In the classic guns versus butter paradigm, all other things being equal, this would seem to suggest that funding statecraft (in financial reality, defence) may be more politically possible than in a country more dependent on the government for funding an ageing population which also votes. Although this doesn’t account for the parallel forecast increase in spending on aged care and health.
Nevertheless, if defence spending only rises 0.3 percentage points as a share of GDP over 40 years as the IGR assumes, it will be less onerous to fund from a budget perspective than health, aged care, disability support and interest payments (which rise 1-2 percentage points) and may skate under the fiscal radar.
The $3.5 trillion superannuation savings pool, which is expected to double over 40 years, is increasingly called upon as a sort of magic pudding to fund all sorts of long-term national interests from public housing to carbon emissions reduction. And it is increasingly now in the frame to fund statecraft as well.

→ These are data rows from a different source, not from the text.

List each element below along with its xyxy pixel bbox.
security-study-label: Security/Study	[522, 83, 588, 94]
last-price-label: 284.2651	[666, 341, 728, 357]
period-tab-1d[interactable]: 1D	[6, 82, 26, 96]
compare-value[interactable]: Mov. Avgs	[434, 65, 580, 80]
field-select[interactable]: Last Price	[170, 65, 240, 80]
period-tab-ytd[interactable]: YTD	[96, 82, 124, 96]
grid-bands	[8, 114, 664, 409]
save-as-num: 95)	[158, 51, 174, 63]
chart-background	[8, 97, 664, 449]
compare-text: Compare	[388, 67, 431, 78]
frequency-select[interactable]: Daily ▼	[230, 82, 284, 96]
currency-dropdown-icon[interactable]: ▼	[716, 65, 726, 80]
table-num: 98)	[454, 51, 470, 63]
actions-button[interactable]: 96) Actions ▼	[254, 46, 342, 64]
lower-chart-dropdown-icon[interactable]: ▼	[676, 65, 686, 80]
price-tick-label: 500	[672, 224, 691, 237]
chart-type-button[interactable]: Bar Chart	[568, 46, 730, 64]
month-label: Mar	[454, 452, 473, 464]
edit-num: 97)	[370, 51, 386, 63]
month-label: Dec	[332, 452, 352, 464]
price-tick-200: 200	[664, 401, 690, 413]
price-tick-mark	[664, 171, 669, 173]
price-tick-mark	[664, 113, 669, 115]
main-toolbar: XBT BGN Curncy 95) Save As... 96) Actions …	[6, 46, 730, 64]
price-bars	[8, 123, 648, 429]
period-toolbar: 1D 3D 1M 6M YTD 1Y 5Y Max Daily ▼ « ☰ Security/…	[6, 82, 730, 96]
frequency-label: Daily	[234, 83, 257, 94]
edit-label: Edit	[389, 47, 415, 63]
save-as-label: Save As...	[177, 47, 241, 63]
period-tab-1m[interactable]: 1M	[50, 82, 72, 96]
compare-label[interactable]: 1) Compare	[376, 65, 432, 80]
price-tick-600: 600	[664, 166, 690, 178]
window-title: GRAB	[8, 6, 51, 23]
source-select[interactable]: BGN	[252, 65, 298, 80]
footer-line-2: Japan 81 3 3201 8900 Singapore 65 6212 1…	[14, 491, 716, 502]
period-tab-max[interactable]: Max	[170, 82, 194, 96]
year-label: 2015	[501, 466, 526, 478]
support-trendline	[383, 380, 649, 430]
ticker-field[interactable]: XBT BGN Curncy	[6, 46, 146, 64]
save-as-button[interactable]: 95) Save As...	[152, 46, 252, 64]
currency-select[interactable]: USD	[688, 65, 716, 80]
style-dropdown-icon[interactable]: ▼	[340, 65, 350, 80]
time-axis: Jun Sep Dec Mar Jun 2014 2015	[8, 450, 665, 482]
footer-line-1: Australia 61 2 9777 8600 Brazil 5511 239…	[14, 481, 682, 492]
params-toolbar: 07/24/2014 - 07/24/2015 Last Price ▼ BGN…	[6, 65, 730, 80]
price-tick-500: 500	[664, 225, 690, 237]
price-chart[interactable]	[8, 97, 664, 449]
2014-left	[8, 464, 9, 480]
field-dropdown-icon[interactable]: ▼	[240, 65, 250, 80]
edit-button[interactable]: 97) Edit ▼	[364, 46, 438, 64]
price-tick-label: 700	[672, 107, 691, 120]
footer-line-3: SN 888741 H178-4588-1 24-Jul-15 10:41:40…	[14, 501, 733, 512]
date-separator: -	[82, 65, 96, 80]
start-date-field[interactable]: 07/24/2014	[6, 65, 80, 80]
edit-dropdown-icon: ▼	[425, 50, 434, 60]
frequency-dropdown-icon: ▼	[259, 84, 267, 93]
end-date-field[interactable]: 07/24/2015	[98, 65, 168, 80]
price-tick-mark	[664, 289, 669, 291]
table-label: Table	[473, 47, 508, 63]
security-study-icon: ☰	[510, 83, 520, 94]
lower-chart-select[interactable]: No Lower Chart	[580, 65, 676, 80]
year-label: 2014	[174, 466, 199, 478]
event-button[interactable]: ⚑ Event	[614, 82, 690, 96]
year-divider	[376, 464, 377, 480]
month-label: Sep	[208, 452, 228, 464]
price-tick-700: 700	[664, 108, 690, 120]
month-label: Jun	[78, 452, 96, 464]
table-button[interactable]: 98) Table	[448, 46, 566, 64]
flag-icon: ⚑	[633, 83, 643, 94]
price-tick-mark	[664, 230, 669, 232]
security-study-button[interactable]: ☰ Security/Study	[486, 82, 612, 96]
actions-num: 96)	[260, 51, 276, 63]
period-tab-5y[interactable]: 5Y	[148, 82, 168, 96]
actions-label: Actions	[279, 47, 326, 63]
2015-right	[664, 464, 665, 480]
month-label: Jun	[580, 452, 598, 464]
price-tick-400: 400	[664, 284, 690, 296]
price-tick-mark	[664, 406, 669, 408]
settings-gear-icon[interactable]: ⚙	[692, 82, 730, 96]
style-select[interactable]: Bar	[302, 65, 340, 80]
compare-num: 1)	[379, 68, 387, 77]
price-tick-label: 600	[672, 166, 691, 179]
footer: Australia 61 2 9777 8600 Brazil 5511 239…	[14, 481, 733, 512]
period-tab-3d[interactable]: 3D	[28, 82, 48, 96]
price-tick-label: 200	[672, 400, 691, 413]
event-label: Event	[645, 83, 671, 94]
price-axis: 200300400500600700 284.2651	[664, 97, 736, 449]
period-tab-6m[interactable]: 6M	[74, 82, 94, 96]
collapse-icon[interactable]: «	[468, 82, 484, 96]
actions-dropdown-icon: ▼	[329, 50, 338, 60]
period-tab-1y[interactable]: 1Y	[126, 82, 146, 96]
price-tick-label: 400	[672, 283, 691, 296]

Last week Treasurer Jim Chalmers, who might be expected to be the minister who would take a more prudential view of this new force in the country’s international capital account, was encouraging super funds to invest in the defence industry sector.
And next week, the government’s report on economic relations with Southeast Asia to 2040 is likely to encourage super funds to support strategic investment in these close neighbours to help fill the gap between close diplomatic relations and limited business investment.
Just how retirees will regard having their savings called up to support statecraft will be an interesting test of the new security paradigm.